Christelle Harbonn ( Conception )


: Origines

Depuis quelques années, je ne sais plus ce que signifie « ne rien faire » ; en revanche, je sais quelle angoisse me procure ces quelques mots. Cette angoisse est relative à une certaine honte sociale, l’utilité de chacun étant mesurée au nombre de ses actions, finalement quelles qu’elles soient. L’agir (qui dépasse les frontières du travail) apparaît aujourd’hui comme une valeur supérieure, comme si, faute d’agir, un individu s’exténuait et disparaissait.
À la question « Que fait untel ? », on ne pourrait récolter que ricanements ou consternation si l’on venait à répondre « il pense ». La rêverie « active » qu’évoque Gaston Bachelard dans Le droit de rêver (« Le repos de la nuit ne nous appartient pas. Il n’est pas le bien de nos êtres. Le sommeil ouvre en nous une auberge à fantômes. Il nous faut le matin balayer les ombres. Il y a aussi des rêveries qui veulent, des rêveries réconfortantes, réconfortantes parce qu’elles préparent un vouloir et soutiennent le courage au travail ») est boudée du monde contemporain, de gauche comme de droite. On lui préfère la procrastination, qui relève certes de l’oisiveté, mais qui se définit aussi par une série d’actions désordonnées et sans axe. Ces manœuvres dilatoires nous permettent de croire et de faire croire que nous agissons.

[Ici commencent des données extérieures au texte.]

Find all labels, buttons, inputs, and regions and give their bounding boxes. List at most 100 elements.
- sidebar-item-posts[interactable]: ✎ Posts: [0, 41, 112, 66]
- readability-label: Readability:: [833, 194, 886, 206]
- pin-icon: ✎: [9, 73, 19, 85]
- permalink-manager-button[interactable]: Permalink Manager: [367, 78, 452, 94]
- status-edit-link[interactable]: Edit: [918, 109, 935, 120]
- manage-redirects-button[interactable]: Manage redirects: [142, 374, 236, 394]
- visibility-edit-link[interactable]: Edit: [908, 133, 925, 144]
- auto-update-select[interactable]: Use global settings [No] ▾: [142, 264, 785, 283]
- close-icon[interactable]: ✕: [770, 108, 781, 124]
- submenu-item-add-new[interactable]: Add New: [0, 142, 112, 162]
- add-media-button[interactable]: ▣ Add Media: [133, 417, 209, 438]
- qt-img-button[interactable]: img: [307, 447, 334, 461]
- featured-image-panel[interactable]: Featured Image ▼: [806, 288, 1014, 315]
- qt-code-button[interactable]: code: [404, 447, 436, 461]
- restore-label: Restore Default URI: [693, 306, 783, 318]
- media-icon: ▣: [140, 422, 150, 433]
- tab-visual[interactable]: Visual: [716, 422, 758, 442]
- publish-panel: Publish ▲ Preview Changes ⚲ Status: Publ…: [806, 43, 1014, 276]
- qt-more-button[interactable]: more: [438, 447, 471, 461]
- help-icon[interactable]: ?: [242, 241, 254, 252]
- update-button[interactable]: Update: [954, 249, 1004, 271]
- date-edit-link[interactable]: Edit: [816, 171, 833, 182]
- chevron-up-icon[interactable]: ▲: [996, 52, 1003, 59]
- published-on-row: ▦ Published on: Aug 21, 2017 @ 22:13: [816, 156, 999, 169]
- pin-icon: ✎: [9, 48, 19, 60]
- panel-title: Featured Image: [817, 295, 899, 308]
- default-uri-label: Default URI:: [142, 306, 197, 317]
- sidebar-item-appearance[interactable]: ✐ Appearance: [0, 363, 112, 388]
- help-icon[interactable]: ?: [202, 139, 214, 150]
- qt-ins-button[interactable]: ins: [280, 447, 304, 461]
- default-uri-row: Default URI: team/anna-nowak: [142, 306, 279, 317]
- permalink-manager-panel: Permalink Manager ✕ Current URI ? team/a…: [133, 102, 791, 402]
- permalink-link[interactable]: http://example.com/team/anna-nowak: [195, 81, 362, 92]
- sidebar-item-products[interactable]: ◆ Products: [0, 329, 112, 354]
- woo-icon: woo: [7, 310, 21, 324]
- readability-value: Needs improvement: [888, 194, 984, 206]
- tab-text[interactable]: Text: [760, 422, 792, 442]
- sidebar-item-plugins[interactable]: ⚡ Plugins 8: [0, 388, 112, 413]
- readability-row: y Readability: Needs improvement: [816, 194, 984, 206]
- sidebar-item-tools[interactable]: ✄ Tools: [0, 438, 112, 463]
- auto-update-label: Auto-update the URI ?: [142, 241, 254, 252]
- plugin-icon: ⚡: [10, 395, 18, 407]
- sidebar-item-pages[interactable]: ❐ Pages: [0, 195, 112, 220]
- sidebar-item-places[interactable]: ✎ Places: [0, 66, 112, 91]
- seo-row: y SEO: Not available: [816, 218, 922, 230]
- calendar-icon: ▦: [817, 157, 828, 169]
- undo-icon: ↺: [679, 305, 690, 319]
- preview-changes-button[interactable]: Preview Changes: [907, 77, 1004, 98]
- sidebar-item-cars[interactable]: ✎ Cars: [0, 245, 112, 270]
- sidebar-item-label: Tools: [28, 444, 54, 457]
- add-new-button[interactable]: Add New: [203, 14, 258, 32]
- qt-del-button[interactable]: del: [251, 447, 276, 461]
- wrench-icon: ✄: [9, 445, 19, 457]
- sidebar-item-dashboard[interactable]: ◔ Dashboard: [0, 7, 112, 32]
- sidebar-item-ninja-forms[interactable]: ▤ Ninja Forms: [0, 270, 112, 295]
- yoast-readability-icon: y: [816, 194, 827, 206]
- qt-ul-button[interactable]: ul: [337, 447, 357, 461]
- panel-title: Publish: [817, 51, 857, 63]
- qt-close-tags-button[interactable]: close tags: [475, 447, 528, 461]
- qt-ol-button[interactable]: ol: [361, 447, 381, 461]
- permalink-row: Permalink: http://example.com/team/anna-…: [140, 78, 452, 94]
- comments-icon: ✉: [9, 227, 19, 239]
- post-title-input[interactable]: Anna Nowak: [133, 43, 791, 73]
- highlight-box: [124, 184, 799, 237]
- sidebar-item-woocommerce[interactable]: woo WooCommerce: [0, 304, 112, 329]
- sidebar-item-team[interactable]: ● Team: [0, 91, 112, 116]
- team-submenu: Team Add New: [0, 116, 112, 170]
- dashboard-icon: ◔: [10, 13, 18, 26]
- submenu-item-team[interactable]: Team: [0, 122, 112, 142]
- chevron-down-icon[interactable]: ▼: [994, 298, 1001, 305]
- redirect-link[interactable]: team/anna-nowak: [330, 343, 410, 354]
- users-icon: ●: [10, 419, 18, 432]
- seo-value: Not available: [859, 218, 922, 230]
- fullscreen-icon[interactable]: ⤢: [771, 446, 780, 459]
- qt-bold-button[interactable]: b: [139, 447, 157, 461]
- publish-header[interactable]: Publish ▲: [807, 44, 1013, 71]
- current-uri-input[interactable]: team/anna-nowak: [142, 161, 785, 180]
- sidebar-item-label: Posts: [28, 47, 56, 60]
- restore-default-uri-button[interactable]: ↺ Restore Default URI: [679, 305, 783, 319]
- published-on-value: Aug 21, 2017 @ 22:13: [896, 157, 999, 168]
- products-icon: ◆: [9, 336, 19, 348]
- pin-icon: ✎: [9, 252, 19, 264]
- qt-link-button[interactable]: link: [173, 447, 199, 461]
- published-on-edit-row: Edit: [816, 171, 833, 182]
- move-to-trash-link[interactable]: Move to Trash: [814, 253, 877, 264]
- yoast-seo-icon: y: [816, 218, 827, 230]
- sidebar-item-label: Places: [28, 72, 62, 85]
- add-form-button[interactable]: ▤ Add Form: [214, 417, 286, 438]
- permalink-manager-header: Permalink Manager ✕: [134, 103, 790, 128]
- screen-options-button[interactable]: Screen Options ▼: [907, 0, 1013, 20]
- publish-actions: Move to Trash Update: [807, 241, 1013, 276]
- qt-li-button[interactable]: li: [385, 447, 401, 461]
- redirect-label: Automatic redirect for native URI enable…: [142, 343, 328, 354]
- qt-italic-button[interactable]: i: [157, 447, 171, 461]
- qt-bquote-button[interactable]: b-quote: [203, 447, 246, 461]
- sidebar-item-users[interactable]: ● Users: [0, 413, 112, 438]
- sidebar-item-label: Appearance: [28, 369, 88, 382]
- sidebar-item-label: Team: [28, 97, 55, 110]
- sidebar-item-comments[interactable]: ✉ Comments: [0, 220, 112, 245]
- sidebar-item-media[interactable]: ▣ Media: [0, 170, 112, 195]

Dans tous les domaines, le monde nous somme d’accélérer toujours la cadence, quelle que soit notre fonction. Face à une situation politique désastreuse, il faut agir vite. Penser sans but pragmatique, rêver et revendiquer le droit de ne pas participer à la galopade générale sont considérés comme des formes désuètes de l’existence ; pour certains, elles sont apolitiques et scandaleuses.
Pourtant, à l’heure où l’utopie de la décroissance fait de plus en plus écho à tous ceux qui se lassent de brasser de l’air et de consommer trop, à l’heure où l’on commence à comprendre que notre inaptitude à être désœuvré s’apparente davantage à une tare qu’à une vertu, l’idée de révolution s’articule autour de nouveaux concepts : réapprendre la lenteur du faire au bénéfice de la pensée et de la rêverie ne peut-il pas être une forme de révolte personnelle, pouvant se traduire in fine par une révolution sociale ?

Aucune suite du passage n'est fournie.